I have a fresh air intake system installed on my HVAC with a manual damper. Should I open or close this in the winter/summer, or should I just leave it partially opened at all times? What would be best?

TIA


----------



## beenthere (Oct 11, 2008)

Depends a but on what size it is.

Most times, they are grossly over sized.

You can probably turn the damper to 50% closed, and it will still bring in enough fresh air.


----------



## dtran (Jun 7, 2008)

The diameter of the duct, or the length? (sorry I don't know much about this).

Also, does it matter on the weather outside? I live in Canada where the winters are very cold and the summers are very hot and humid.

edit: One more thing, does this affect the humidity or moisture level in the house at all? Like if opened in the winter, would it dry out your house more compared to if it was closed, and in the humid summer, if it's closed, would your house be dryer than if it were open?

And btw, the intake duct has an insulated tubing around it that says 6" on it. The length of it is probably about 11' - 12' from the side of the house to the return duct.


----------



## yuri (Nov 29, 2008)

I would recommend you have a damper on it and close it 1/2 way. It will drop the humidity in the winter which in some houses is necessary. If your house is very airtight it is good to get some fresh air in to breath. In the summer if you are in BC or southern ontario (very humid) you may want to close it to make the A/C work better. Not a huge problem in Wpg as it is usually around 50%RH.


----------



## dtran (Jun 7, 2008)

Thanks.

So, just to clarify, 1/2 open all season long?


----------



## yuri (Nov 29, 2008)

Yes.
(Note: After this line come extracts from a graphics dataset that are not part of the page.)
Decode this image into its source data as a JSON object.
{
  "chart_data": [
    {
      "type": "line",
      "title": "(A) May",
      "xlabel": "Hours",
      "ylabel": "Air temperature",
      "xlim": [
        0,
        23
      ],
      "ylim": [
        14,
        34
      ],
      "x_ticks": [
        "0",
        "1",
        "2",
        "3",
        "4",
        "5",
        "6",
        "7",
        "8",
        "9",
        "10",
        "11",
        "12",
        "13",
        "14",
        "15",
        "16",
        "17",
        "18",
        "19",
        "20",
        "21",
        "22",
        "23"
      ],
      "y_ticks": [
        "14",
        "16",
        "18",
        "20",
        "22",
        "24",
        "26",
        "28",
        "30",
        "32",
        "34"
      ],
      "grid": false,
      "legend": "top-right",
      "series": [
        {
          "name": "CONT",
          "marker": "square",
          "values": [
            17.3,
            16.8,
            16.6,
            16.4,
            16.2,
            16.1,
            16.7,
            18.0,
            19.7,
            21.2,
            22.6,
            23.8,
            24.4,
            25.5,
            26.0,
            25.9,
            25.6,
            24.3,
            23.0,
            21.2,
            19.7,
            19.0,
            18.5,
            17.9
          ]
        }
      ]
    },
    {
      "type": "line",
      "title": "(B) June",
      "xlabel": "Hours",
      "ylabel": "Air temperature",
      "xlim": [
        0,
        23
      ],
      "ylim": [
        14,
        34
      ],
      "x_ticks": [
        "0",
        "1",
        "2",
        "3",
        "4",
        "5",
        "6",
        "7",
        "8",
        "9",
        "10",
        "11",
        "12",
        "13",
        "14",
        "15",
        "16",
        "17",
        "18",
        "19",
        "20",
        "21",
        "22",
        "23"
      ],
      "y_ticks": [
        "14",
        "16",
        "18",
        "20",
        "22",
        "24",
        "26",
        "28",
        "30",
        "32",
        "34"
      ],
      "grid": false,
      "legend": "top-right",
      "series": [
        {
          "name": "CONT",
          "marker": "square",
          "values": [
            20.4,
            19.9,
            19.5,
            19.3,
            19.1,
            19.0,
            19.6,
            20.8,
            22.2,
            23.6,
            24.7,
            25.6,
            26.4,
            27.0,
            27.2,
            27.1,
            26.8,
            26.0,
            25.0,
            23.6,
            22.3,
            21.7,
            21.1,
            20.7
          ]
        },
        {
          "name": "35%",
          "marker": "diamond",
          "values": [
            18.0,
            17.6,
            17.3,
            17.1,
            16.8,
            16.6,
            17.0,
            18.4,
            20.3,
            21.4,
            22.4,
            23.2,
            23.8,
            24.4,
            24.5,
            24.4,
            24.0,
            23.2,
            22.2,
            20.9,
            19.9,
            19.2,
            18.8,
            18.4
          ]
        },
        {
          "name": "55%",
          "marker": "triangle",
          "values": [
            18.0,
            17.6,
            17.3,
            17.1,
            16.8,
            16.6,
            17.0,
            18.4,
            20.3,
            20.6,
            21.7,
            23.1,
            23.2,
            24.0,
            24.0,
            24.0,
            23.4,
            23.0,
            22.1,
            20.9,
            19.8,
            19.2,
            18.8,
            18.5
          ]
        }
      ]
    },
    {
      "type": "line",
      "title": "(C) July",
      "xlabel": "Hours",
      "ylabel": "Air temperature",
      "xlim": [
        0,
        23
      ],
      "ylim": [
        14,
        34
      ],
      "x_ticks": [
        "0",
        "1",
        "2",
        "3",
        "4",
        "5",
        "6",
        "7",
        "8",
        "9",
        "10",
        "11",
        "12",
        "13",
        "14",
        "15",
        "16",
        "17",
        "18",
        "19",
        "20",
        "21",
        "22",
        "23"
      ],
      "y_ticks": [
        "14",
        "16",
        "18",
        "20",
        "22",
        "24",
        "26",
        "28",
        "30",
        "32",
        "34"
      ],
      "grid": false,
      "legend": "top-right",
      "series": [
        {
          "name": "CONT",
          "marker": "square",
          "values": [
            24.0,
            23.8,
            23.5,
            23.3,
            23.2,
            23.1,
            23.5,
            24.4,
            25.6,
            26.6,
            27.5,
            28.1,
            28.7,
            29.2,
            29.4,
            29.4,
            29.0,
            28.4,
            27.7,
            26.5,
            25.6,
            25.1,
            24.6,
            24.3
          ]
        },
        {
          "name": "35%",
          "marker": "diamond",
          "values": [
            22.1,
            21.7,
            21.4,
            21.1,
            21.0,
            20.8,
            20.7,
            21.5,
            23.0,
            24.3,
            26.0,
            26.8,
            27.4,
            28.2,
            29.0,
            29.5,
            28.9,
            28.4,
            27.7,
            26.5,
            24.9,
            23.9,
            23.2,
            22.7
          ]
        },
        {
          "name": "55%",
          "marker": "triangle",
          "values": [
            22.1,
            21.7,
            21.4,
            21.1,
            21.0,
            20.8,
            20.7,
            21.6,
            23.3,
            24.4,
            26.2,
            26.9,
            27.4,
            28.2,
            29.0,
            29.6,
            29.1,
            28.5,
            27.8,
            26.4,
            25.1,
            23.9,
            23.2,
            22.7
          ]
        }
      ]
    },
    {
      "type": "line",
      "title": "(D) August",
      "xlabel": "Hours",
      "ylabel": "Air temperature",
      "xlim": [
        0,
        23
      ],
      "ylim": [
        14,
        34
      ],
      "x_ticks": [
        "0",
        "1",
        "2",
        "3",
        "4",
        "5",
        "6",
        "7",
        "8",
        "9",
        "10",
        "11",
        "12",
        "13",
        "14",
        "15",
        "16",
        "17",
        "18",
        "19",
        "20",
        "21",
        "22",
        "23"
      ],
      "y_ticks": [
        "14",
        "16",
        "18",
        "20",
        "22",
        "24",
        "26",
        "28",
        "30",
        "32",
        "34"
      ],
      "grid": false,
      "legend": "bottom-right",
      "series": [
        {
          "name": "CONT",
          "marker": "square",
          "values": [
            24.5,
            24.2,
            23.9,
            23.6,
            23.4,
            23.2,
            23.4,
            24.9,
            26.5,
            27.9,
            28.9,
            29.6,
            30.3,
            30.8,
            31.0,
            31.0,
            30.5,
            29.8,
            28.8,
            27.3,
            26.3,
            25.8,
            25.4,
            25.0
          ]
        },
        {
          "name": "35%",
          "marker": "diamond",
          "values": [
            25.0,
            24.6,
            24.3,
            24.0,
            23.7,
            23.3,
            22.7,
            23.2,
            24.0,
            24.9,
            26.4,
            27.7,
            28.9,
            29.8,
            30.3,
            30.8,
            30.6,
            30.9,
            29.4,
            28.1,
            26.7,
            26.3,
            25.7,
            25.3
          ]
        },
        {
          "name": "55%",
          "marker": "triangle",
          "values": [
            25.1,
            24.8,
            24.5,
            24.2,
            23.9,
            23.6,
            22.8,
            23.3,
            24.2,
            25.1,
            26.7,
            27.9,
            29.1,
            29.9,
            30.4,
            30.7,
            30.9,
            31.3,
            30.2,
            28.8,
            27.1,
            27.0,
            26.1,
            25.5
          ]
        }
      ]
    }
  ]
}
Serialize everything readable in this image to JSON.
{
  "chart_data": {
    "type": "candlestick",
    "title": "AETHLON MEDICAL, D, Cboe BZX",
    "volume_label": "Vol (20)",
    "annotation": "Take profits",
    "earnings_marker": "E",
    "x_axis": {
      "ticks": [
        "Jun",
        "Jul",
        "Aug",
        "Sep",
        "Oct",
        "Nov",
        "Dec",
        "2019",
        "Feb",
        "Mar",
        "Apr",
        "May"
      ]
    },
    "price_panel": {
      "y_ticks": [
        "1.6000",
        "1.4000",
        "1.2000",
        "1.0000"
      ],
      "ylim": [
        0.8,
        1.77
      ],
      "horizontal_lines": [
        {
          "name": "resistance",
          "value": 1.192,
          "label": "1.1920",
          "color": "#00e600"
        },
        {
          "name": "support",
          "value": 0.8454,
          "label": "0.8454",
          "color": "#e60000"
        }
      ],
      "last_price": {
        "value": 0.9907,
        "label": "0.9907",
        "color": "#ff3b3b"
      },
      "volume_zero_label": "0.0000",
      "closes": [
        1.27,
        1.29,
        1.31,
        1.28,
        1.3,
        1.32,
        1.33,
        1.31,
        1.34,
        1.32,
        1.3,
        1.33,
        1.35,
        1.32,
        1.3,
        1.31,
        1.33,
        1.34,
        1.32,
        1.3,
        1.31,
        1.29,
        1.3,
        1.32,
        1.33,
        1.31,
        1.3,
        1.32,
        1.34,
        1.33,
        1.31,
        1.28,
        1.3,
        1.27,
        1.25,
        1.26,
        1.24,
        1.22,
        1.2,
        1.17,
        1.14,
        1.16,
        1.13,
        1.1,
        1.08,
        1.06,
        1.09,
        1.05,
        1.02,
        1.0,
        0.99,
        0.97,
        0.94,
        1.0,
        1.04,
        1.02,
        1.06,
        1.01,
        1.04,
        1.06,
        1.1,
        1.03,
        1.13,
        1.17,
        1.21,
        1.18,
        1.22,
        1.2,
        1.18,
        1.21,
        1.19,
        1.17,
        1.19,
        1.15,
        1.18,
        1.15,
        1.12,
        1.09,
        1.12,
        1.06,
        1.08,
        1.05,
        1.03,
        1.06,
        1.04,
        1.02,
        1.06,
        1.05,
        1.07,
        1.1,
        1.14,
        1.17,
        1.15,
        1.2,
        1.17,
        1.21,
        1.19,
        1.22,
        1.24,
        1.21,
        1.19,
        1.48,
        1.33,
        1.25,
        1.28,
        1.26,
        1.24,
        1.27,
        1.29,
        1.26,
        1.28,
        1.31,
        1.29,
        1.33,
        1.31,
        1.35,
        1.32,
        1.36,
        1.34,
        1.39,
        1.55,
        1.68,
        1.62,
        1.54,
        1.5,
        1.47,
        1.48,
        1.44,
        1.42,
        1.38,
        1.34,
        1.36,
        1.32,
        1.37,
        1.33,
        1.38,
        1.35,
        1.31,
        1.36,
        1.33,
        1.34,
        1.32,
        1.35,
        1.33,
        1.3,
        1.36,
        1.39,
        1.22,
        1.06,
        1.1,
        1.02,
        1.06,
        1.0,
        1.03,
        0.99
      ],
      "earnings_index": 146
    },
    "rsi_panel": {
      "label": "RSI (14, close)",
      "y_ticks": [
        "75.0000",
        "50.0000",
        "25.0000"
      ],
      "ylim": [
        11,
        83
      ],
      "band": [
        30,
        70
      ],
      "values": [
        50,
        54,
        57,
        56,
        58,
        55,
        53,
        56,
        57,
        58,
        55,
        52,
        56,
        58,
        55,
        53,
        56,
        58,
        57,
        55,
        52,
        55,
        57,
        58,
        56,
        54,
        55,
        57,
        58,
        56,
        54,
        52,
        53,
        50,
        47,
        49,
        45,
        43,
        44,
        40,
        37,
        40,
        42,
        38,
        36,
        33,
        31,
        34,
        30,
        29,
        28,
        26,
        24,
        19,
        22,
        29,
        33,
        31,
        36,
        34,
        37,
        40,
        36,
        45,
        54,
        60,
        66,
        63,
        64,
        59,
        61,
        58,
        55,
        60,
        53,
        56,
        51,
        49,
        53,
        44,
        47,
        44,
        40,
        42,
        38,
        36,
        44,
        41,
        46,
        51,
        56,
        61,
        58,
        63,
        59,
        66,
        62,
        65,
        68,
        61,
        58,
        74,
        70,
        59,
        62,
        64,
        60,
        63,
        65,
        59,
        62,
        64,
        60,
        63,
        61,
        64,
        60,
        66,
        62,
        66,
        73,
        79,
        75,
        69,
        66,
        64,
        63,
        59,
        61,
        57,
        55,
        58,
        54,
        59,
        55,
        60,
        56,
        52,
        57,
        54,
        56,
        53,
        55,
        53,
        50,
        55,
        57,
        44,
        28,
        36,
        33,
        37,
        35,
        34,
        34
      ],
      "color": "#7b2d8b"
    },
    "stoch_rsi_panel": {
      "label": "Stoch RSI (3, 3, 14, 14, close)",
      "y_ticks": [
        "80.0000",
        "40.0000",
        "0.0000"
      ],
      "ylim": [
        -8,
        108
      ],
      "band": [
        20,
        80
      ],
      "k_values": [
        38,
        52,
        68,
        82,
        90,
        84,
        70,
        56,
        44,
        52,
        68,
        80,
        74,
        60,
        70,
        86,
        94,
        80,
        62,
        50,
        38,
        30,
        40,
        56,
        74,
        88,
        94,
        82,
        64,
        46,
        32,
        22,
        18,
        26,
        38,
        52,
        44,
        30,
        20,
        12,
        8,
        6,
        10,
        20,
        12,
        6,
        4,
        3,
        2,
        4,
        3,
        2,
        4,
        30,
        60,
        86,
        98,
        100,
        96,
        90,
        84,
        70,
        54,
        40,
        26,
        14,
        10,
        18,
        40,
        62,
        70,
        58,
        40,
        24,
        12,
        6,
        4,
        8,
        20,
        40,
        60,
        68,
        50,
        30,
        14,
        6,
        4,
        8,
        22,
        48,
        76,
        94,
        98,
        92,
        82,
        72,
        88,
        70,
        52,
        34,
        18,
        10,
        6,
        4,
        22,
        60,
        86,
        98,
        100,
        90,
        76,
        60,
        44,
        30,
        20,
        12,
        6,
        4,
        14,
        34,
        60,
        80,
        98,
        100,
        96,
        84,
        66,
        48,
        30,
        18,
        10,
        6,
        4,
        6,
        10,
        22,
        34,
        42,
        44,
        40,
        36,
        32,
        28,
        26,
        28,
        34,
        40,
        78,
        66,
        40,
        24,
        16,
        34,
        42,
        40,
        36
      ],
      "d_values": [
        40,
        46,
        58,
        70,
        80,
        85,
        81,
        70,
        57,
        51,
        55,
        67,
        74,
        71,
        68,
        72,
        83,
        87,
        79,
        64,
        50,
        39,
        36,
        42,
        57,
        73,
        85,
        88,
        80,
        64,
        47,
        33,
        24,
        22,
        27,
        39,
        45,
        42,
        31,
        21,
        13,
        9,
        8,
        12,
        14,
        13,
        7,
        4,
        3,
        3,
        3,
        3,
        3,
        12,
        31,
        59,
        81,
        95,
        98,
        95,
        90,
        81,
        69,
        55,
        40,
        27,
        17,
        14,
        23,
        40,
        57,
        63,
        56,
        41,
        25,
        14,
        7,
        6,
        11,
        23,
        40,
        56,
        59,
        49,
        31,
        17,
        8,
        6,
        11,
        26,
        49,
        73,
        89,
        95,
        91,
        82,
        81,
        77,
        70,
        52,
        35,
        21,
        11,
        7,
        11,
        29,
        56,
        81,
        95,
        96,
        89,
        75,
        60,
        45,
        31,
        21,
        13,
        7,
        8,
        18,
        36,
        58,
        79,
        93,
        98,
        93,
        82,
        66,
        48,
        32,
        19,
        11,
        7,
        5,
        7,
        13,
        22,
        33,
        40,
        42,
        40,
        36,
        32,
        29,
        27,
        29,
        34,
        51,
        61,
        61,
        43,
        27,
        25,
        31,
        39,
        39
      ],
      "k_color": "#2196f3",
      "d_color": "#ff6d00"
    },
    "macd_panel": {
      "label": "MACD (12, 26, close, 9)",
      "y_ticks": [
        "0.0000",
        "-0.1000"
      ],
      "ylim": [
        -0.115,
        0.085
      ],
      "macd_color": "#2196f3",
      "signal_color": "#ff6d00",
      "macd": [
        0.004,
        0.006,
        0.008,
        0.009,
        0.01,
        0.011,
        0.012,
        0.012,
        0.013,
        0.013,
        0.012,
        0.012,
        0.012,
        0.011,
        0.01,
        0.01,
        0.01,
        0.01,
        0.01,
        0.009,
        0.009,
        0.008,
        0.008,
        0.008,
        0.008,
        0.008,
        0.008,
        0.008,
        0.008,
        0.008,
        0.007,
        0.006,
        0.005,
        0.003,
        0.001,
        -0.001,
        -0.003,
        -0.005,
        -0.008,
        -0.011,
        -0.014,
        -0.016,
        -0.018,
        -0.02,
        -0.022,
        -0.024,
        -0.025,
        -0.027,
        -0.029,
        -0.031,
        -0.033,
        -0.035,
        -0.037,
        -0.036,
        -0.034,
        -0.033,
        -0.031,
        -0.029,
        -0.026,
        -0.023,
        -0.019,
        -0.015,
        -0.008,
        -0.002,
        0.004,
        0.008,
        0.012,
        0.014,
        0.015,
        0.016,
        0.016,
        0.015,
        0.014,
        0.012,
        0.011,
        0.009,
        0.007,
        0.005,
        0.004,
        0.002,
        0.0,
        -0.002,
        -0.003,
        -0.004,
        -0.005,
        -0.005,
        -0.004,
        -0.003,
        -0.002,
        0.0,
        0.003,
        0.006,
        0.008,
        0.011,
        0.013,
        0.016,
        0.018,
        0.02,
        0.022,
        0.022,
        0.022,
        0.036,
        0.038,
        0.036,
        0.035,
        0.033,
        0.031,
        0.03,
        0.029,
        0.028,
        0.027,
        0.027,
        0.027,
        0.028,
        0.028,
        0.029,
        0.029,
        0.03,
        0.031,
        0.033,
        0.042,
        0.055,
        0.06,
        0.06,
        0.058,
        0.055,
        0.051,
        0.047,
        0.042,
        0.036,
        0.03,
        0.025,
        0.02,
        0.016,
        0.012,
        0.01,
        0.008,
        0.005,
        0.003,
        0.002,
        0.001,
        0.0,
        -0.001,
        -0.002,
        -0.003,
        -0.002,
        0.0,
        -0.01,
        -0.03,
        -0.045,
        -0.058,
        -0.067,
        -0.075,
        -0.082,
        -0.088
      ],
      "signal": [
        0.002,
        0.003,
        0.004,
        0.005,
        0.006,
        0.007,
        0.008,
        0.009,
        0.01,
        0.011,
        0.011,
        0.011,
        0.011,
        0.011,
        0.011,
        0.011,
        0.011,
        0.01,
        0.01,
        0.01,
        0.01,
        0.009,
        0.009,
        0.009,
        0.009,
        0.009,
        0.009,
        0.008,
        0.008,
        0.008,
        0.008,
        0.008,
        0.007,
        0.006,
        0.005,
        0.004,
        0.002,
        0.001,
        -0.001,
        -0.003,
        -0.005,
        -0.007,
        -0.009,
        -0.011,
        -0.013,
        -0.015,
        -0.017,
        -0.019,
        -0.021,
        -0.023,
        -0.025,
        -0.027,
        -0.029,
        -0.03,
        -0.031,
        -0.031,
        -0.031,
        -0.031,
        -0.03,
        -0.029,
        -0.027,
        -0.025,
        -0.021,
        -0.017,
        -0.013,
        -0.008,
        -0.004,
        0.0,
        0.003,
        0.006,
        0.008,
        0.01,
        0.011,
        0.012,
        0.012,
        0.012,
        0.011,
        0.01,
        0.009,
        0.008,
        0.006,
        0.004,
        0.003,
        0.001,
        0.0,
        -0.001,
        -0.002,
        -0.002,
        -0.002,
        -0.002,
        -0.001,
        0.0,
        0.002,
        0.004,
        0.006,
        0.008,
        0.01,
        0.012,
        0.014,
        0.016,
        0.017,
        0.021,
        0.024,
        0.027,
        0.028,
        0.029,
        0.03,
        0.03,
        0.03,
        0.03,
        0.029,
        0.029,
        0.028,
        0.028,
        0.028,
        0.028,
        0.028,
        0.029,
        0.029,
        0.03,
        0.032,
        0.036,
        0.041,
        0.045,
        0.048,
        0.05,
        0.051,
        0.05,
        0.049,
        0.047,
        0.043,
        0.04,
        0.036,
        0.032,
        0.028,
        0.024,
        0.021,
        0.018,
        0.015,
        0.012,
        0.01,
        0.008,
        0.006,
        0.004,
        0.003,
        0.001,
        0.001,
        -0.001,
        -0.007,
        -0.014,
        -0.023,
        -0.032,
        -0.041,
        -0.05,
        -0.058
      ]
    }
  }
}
Check the hood for it outside for spider webs/debris a couple times a year.


----------



## beenthere (Oct 11, 2008)

Yea, ½ open/closed for both seasons.

In the winter the excess fresh air is decreasing your indoor humidity.

And in the summer it is increasing the humidity.


----------



## rossl56 (Nov 24, 2008)

Is the fresh air intake you are discussing taking air from outside the home, or is the air intake in the basement?


----------